- Born: May 24, 1900 Banfield, Argentina
- Died: May 21, 1991 (aged 90) Göttingen, Germany
- Resting place: Colonia Valdense, Uruguay
- Other name: Ana María Rubens
- Citizenship: Argentina, Germany
- Education: University of Marburg, Germany
- Occupations: Lutheran theologian, social activist

= Annemarie Rübens =

German Lutheran theologian and activist (1900–1991)

Annemarie Rübens (1900–1991), in Spanish Ana María Rubens, was a German Lutheran theologian and social activist. Born to German parents in Argentina, she lived both in Germany and Uruguay and was forced to go into exile during military rule in the respective history of both countries.

For more than 40 years, Rübens managed a rural homestead for refugee children who were victims of the Nazi regime and later other persecuted children in Colonia Valdense, In Uruguay. For her social activism in times of war and dictatorship, she was recognized in Germany and Uruguay.

== Biography ==
Rübens was born in Banfield, Buenos Aires province, the daughter of a Catholic father and a Lutheran mother, both of German origin. When she was nine years old, her parents decided to move to Germany. In 1920, she began to study theology at the University of Marburg, being part of the first group of women theologians admitted by the Evangelical Church in Germany. With eight other women, she founded the Association of Lutheran Women Theologians in 1925. The association demanded that women should be able to work as ministers "equal to that of men", with all duties and responsibilities, from preaching to baptisms, officiating at marriages and funerals.
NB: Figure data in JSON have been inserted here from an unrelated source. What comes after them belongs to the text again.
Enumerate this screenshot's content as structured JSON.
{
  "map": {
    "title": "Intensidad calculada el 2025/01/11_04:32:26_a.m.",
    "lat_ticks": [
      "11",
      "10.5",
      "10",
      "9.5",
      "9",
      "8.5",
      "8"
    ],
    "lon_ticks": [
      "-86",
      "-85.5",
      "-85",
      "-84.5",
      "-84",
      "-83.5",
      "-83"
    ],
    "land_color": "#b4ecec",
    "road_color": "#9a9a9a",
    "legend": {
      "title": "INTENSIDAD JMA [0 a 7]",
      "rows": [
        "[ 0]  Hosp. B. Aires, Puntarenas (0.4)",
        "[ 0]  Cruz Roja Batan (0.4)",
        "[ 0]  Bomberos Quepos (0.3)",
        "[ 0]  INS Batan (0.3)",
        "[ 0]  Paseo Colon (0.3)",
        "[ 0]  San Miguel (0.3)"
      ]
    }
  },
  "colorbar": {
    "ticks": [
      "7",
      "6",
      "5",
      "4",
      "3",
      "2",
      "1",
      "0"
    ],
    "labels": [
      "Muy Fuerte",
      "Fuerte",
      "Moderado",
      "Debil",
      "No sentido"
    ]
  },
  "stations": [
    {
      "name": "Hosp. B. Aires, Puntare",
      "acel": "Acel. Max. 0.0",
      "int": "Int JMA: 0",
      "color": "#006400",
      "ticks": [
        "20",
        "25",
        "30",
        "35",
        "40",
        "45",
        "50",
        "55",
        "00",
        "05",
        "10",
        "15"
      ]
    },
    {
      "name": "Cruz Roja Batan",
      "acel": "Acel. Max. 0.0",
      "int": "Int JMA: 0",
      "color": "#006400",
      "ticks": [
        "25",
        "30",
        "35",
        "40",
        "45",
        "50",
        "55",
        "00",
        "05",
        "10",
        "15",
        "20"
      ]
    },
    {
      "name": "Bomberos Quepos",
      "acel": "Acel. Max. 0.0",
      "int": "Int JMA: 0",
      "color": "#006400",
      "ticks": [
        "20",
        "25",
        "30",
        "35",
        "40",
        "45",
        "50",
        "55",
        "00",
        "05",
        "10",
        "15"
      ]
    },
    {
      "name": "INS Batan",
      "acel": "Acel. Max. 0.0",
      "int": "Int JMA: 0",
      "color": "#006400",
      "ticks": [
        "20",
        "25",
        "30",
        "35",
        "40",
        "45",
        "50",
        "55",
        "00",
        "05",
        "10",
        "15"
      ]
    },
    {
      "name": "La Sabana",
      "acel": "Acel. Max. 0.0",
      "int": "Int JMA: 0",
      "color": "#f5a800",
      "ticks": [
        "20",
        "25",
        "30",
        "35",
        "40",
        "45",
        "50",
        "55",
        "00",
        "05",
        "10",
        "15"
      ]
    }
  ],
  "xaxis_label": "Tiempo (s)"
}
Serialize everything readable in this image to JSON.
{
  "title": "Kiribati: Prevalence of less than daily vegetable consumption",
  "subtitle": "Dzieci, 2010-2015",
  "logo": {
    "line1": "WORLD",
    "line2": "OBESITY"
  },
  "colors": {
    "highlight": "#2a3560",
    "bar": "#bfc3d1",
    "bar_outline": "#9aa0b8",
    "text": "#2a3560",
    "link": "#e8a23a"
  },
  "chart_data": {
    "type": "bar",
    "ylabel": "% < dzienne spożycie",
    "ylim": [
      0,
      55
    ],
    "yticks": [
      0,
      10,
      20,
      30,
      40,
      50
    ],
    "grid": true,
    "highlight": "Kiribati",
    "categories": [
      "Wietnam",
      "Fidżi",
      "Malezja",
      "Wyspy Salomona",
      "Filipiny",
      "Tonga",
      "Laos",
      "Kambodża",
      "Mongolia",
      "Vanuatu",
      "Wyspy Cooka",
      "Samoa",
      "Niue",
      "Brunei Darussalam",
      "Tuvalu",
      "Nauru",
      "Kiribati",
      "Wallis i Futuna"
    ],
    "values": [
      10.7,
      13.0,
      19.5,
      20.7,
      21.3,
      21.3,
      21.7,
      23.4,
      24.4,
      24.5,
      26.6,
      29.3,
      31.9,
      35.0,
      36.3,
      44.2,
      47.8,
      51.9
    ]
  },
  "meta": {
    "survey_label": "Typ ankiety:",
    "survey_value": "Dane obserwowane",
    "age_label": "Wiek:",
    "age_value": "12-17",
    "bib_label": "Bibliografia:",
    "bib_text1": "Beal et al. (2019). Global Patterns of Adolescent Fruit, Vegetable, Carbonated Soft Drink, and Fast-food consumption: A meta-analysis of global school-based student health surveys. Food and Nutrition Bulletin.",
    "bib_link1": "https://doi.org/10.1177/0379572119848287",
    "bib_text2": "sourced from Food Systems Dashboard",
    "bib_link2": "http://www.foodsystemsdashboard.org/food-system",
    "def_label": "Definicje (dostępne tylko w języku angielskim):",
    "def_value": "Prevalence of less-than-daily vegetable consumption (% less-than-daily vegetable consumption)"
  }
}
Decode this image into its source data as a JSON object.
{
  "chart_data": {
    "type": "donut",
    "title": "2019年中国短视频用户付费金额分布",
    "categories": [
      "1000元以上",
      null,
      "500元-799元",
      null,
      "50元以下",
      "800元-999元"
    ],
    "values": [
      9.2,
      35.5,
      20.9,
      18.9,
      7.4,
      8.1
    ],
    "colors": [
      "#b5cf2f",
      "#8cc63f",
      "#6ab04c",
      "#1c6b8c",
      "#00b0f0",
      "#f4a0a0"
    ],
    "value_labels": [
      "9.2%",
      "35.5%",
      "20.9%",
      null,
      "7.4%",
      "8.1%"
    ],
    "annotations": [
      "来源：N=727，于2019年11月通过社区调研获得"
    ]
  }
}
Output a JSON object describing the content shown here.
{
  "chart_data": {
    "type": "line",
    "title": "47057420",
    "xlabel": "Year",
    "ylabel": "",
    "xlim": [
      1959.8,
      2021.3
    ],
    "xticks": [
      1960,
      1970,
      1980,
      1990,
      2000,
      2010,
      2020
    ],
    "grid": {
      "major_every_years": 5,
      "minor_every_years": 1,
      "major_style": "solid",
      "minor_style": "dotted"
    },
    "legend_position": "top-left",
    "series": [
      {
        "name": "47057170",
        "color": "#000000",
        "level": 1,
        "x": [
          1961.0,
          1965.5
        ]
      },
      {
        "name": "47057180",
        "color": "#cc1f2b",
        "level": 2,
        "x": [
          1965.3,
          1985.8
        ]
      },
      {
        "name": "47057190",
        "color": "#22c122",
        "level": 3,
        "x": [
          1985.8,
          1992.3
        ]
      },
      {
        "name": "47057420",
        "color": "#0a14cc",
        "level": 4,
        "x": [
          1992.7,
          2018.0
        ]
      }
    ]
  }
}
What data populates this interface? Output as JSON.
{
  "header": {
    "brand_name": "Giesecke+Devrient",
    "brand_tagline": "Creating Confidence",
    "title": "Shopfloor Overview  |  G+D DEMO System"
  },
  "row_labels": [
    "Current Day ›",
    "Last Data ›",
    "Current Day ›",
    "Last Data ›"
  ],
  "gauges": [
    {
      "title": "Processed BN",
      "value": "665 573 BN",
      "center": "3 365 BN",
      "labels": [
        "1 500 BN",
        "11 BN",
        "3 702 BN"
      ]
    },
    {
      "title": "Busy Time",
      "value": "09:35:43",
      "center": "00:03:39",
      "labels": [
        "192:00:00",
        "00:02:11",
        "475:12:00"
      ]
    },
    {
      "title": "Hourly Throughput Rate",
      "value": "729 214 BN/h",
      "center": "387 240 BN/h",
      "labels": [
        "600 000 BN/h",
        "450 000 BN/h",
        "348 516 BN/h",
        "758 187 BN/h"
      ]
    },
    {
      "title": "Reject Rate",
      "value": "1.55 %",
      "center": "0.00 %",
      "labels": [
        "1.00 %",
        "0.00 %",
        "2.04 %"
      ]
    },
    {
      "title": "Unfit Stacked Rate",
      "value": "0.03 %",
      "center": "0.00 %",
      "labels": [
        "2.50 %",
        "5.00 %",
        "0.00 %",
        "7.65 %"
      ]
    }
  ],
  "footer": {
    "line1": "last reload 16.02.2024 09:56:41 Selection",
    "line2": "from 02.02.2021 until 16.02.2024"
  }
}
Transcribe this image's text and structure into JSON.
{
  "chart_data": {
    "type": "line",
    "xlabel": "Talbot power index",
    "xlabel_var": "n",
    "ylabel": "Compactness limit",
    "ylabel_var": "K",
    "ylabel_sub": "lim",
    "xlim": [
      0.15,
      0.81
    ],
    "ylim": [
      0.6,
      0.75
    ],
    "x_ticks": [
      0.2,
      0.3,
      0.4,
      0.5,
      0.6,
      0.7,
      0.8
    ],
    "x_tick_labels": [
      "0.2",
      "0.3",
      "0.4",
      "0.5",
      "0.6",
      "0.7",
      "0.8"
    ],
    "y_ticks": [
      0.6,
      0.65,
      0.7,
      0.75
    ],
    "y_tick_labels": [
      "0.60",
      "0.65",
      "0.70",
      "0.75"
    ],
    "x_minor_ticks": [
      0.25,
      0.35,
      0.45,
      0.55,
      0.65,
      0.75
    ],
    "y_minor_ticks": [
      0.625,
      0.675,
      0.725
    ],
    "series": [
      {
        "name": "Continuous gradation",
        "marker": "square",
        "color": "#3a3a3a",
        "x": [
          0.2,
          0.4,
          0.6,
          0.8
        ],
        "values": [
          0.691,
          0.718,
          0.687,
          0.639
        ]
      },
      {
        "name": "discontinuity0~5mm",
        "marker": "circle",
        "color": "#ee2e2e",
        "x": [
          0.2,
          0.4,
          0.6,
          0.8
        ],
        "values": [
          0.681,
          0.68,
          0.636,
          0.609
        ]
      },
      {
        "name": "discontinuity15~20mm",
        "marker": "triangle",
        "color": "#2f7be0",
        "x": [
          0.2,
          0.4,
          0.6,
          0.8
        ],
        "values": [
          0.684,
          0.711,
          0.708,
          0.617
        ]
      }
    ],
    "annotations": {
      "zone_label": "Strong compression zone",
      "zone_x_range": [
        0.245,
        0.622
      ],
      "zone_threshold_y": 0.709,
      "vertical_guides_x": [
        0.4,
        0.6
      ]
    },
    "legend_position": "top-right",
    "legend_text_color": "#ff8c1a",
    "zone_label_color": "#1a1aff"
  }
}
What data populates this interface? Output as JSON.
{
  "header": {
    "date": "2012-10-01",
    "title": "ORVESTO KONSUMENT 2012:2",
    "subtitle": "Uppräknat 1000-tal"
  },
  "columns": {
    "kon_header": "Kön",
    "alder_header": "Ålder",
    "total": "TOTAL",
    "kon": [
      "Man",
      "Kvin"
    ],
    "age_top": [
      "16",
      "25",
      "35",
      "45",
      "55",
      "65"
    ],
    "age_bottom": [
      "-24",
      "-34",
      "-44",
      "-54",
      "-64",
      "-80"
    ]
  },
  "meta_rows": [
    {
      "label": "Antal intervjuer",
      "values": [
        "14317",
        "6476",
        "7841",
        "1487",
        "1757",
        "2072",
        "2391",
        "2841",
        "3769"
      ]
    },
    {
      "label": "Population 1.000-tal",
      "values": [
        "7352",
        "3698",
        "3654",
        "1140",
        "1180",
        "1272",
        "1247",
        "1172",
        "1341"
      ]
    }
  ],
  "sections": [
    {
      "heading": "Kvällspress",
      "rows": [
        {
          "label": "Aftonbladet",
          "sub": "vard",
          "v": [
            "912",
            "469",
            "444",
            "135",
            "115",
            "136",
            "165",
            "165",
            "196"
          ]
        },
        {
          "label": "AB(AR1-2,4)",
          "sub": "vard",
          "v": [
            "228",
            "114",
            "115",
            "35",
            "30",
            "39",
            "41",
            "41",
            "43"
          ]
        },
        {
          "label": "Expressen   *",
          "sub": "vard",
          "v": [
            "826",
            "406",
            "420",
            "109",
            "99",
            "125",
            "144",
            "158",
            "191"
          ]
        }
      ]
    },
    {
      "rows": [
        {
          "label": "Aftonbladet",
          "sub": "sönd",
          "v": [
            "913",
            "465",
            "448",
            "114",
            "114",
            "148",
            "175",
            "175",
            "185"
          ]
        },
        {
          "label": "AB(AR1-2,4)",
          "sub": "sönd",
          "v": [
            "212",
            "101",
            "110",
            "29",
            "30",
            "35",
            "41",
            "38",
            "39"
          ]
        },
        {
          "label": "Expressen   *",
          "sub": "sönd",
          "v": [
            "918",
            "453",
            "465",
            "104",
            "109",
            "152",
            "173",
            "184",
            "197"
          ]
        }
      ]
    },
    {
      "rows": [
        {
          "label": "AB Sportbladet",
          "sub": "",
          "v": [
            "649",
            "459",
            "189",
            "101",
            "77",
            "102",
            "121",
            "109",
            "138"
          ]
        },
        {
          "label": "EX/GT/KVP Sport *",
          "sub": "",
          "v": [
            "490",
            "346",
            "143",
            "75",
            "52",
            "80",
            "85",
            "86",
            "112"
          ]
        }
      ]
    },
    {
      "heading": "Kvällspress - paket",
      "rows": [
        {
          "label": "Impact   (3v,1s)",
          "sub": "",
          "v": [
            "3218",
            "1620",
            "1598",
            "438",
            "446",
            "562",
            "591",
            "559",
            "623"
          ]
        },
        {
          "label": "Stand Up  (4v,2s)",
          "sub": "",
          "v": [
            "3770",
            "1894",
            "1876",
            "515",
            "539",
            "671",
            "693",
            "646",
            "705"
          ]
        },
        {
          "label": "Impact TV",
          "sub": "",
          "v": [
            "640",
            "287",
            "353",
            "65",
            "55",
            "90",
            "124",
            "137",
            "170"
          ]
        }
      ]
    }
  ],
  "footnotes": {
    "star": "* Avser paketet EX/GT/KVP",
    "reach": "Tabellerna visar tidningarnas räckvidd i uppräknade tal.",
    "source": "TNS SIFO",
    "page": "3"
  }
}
From 1927 onwards, Rübens taught religious education in vocational schools and retirement homes in Cologne.

Around the same time in the late 1920s, Rübens and her fellow women theologians joined the Social Democratic Party of Germany and the Brotherhood of Socialist Theologians. In October 1933, they were dismissed from their service by the church authorities. Rüben's dismissal was based on the fact that she prayed publicly for Jews and, that in a sermon on 2 April 1933, she expressed her criticism of the National Socialist rule and condemned the hatred against people who did not support the Nazi regime and Jewish fellow citizens.

After having fled to Holland, she worked with refugee families and then moved to Uruguay in 1936, where her brother had lived and left her a piece of real estate in Colonia Valdense. There, she founded a rural homestead for refugee children who were victims of the Nazi regime, called Casa Rubens, and which later became a daycare center for sons and daughters of political detainees. In addition, Rübens also made sure that the children did not lose their mother tongue and their cultural roots. During World War II, Rübens became an active member of the movement "The Other Germany", founded in Buenos Aires by German emigrants in 1937.

After having lived in Colonia Valdense for 40 years, Rübens was expelled from her adopted home in 1979 by the dictatorship of Uruguay, and from then on lived in West Germany. There, she worked for Amnesty International and finally moved to a retirement home in Göttingen. Rübens died there in 1990, and her ashes were buried in Colonia Valdense.

== Recognition ==
In 2008, a street in Montevideo was named in her honour. One year before her death, a daycare centre for children in a poor neighbourhood of Montevideo was named after her. In 2016, the street in Colonia Valdense where Rübens had lived and given shelter to many children, was renamed after Ana María Rübens, as a tribute to her life.